Step through the flowchart to choose the right database for your workload.

Questions to Ask

  1. What does the data look like? — Structured tables? Nested documents? A graph of relationships? Time-series events?
  2. What are the primary access patterns? — Key lookups? Range scans? Complex joins? Full-text search? Graph traversals?
  3. What consistency level is required? — Strong ACID? Eventual consistency? Tunable per query?
  4. What is the expected scale? — 1K reads/sec (any database works) vs. 1M reads/sec (need horizontal scaling)?
  5. What's the read:write ratio? — Read-heavy → optimize indexes, caching.

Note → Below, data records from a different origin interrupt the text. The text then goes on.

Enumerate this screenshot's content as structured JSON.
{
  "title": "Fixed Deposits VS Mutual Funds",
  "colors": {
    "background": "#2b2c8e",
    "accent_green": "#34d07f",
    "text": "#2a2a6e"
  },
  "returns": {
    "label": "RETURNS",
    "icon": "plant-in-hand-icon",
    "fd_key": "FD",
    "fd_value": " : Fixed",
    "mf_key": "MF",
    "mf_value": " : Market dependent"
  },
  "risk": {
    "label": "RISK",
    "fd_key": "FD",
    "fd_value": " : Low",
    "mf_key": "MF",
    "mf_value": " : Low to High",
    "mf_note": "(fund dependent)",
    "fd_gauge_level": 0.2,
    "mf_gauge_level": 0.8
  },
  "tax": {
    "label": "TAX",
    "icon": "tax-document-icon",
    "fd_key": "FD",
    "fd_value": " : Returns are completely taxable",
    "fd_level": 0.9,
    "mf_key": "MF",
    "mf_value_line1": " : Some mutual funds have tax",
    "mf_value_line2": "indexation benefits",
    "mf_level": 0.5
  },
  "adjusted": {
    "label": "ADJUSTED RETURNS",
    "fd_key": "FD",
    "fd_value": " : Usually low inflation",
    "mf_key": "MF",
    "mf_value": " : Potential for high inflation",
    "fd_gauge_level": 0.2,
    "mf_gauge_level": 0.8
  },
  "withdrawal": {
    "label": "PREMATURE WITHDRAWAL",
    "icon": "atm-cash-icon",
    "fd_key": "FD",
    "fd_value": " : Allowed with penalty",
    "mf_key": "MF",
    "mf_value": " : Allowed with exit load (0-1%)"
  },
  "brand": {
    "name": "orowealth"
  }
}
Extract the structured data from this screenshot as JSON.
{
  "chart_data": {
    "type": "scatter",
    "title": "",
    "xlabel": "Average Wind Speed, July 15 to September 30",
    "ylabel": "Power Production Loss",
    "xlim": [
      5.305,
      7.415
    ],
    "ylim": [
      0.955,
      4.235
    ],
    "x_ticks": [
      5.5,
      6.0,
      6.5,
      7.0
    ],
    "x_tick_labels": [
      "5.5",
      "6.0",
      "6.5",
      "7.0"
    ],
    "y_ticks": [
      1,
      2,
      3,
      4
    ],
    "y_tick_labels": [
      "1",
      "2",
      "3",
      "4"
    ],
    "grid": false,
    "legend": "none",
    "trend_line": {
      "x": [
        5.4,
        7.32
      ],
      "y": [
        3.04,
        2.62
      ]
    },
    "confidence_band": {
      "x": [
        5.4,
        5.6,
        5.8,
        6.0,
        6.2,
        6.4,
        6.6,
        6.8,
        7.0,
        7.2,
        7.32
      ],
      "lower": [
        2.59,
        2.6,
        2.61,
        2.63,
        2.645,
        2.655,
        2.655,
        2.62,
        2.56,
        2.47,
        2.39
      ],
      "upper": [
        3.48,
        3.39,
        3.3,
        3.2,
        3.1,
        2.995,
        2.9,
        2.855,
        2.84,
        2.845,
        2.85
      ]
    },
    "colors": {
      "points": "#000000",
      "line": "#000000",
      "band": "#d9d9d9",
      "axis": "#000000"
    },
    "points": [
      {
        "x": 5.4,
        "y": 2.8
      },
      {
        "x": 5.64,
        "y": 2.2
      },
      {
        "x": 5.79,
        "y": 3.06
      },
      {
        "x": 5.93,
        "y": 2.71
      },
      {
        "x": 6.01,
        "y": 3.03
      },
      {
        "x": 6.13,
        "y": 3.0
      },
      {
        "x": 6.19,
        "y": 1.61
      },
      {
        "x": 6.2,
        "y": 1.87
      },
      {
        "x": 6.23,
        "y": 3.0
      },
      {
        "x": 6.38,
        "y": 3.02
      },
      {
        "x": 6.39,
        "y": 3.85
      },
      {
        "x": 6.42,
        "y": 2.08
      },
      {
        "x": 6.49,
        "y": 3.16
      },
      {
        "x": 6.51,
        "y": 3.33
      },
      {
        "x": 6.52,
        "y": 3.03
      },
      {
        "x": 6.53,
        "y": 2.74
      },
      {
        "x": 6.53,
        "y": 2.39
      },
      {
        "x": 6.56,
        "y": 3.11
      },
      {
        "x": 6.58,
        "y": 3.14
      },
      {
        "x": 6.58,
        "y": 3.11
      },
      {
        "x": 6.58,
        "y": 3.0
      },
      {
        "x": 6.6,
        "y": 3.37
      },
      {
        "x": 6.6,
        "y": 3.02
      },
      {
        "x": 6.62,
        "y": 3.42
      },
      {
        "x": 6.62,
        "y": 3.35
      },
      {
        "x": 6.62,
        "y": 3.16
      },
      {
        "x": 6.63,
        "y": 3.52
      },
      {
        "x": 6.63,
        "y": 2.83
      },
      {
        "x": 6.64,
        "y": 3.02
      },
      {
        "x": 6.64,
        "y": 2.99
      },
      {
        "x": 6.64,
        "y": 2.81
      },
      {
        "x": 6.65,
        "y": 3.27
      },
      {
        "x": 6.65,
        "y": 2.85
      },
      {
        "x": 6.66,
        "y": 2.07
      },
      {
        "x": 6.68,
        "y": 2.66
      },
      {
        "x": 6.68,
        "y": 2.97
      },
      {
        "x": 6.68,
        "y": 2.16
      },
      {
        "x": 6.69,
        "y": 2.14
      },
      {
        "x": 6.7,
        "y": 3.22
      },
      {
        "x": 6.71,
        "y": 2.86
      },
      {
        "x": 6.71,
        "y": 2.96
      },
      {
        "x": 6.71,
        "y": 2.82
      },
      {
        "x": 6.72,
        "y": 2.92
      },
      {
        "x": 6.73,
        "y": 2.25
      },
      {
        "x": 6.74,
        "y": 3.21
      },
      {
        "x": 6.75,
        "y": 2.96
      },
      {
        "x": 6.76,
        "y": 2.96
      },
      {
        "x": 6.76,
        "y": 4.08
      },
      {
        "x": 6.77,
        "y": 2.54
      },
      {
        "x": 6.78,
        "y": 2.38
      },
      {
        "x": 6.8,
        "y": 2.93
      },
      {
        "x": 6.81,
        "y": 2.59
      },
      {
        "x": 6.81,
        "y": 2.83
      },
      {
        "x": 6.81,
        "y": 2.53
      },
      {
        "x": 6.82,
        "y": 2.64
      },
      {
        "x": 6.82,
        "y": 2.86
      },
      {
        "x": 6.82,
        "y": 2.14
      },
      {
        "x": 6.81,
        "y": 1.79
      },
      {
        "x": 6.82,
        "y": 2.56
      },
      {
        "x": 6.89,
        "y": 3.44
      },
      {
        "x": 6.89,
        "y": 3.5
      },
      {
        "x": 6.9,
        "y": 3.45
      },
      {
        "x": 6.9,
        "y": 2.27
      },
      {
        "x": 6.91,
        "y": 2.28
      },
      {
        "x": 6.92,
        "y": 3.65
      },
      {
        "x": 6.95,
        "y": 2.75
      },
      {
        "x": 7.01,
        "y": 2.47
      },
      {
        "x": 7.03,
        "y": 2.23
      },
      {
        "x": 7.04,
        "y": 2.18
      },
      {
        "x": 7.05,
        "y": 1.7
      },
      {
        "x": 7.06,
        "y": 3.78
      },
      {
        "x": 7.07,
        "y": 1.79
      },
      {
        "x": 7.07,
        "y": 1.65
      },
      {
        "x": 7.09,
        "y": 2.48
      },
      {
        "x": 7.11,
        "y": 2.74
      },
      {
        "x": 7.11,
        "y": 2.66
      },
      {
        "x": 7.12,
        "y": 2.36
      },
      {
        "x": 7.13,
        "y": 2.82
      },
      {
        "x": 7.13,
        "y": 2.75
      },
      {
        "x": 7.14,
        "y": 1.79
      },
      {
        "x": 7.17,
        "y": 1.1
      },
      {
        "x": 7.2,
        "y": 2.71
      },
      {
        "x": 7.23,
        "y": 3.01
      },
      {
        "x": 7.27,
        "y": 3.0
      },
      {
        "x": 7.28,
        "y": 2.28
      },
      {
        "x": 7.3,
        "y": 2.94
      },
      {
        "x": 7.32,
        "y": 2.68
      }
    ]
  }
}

Write-heavy → LSM-tree databases, append-only stores.
  6. What are the latency requirements? — Sub-millisecond (Redis) vs. acceptable 10-50ms (SQL with indexes)?
  7. What does the team know? — A PostgreSQL expert team shipping with Postgres beats a team struggling with Cassandra's data modeling.

Quick Reference: Database per Use Case

Use CaseRecommendedWhy
User accounts & authPostgreSQLStrong consistency, constraints, mature auth libraries
Session managementRedisSub-ms lookups, TTL expiry, in-memory speed
Product catalogMongoDBVarying attributes per product category, nested specs
Full-text searchElasticsearchInverted index, relevance scoring, autocomplete
IoT sensor dataCassandra / TimescaleDBAppend-only writes, time-windowed queries, linear scale
Social networkNeo4jFriend-of-friend, shortest path, community detection
Financial ledgerPostgreSQL / CockroachDBACID, serializable isolation, audit trails
Real-time analyticsClickHouse / DruidColumnar storage, fast aggregations on billions of rows
Config & feature flagsRedis / etcdFast reads, pub/sub for change notification
Interview tip: Always justify your database choice with the specific requirements. "I'll use PostgreSQL for the orders service because we need ACID transactions for payments, and the data is naturally relational with orders, items, and users. For the caching layer, Redis — because cart data is ephemeral, sub-millisecond latency is critical, and we can tolerate losing cart data on failure."